Sarah Venart was raised in New Brunswick and lives and teaches in Montreal. She is the author of I AM THE BIG HEART and WOODSHEDDING.

Joshua Beckman : “If You Pray These Days” and “poem n form d bill bissett”


Joshua Beckman is the author of a number of books including The Inside of an Apple, The Lives of the Poems & Three Talks, and most recently Animal Days.

Joshua Corey : “Exterior Century,” “Interior Medusa,” and “Interior Birth.”

Joshua Corey is a poet, critic, translator, and novelist whose books include The Barons (Omnidawn Publishing, 2014), The Transcendental Circuit; Otherworlds of Poetry (MadHat Press, 2018), a new translation with Jean-Luc Garneau of Francis Ponge's Le parti pris des choses as Partisan of Things (Kenning Editions, 2016), and the forthcoming Hannah and the Master (MadHat Press). He lives in Evanston, Illinoi with his wife and about-to-be teenage daughter, and teaches English at Lake Forest College.

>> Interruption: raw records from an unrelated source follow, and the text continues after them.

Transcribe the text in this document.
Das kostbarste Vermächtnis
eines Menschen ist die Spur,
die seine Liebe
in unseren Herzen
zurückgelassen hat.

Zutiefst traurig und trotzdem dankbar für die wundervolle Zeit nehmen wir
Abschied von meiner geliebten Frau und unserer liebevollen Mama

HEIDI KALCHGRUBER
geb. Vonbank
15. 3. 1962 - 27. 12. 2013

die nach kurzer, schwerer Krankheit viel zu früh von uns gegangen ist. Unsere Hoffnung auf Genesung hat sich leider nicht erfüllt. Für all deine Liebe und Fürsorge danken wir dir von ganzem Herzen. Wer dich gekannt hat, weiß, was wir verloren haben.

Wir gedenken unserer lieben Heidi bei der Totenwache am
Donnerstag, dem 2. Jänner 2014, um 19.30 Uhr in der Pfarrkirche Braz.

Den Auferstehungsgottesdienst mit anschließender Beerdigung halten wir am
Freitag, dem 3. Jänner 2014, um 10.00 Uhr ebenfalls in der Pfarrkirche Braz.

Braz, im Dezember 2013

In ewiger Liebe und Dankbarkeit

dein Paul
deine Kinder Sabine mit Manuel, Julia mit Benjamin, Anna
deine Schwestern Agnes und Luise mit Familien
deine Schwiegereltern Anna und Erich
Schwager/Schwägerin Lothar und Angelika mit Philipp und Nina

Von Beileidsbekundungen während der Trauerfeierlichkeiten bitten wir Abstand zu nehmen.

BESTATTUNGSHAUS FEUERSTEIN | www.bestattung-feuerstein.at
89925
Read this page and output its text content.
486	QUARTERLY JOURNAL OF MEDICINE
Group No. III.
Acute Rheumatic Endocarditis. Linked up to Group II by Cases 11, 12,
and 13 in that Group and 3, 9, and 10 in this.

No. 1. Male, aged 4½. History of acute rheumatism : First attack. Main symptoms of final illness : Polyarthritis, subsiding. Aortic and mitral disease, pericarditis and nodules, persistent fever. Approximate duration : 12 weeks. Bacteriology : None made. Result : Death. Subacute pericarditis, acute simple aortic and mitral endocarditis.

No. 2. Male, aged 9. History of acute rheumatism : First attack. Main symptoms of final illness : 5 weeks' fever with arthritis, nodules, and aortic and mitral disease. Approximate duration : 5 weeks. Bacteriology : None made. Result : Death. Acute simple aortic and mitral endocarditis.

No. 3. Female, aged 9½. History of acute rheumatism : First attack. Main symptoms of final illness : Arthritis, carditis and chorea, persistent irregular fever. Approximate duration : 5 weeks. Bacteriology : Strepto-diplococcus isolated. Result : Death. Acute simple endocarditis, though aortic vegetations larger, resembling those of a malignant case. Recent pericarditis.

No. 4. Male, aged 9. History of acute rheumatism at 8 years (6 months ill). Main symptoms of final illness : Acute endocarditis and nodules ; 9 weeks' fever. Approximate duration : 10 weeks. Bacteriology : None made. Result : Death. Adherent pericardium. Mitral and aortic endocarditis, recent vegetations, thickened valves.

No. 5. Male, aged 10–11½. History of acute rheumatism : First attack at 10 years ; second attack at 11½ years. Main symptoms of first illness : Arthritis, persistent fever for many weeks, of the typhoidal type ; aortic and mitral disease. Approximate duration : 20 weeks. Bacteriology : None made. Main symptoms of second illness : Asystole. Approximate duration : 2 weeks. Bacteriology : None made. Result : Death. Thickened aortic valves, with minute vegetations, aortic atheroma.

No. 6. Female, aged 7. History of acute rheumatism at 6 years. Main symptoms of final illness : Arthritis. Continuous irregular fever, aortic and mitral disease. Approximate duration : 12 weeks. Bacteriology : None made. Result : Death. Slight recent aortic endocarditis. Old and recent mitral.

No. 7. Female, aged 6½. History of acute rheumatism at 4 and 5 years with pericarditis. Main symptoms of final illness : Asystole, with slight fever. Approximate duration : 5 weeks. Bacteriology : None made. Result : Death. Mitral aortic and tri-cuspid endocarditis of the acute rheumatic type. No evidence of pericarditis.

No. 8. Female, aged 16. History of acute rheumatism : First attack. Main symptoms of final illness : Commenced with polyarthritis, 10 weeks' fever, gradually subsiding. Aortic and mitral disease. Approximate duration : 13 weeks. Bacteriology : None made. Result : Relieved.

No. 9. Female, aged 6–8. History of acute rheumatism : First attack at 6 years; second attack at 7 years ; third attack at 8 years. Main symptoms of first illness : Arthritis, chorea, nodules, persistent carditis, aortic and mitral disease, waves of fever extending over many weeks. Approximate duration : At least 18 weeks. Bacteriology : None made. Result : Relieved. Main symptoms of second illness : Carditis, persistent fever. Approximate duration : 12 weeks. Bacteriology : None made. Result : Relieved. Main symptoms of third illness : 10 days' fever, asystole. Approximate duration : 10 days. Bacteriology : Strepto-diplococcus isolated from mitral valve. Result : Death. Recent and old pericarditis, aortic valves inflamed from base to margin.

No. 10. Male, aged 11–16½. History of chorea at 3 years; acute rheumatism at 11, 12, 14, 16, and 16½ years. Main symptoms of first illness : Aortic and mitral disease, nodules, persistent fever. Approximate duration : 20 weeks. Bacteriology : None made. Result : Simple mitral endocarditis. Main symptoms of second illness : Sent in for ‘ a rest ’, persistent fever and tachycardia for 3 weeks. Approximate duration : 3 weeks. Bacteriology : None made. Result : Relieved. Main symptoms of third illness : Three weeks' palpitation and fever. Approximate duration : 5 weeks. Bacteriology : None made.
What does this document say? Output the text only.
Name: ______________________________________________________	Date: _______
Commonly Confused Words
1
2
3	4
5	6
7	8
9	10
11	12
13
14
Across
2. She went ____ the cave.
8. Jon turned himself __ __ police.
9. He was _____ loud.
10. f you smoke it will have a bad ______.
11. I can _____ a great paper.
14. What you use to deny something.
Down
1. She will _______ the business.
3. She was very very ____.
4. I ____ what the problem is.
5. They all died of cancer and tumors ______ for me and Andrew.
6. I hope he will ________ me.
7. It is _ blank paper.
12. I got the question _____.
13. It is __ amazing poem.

Leesa Dean : “Self-Isolation”

Leesa Dean is a graduate of the University of Guelph's MFA program and a Creative Writing Instructor at Selkirk College. Her collection of short stories, Waiting for the Cyclone, was nominated for the 2017 Trillium and Relit Awards. Her poetry chapbook, The Desert Itabira, was published by above/ground press last year. She is a settler on Sinixt territory in the Slocan Valley where she roams her small acreage, finding inspiration in the wildness surrounding her, and mostly fails at trying to grow melons. The long poem read for this series is from a manuscript in progress titled How to Survive which explores macro and micro forms of survival, ranging from the species level to the personal, including meditations on the author's summer spent at Aircrew Survival camp in Northern Alberta in 1995 and her mother's life-long repercussions from having polio as a child, a condition that ultimately killed her at the age of 60.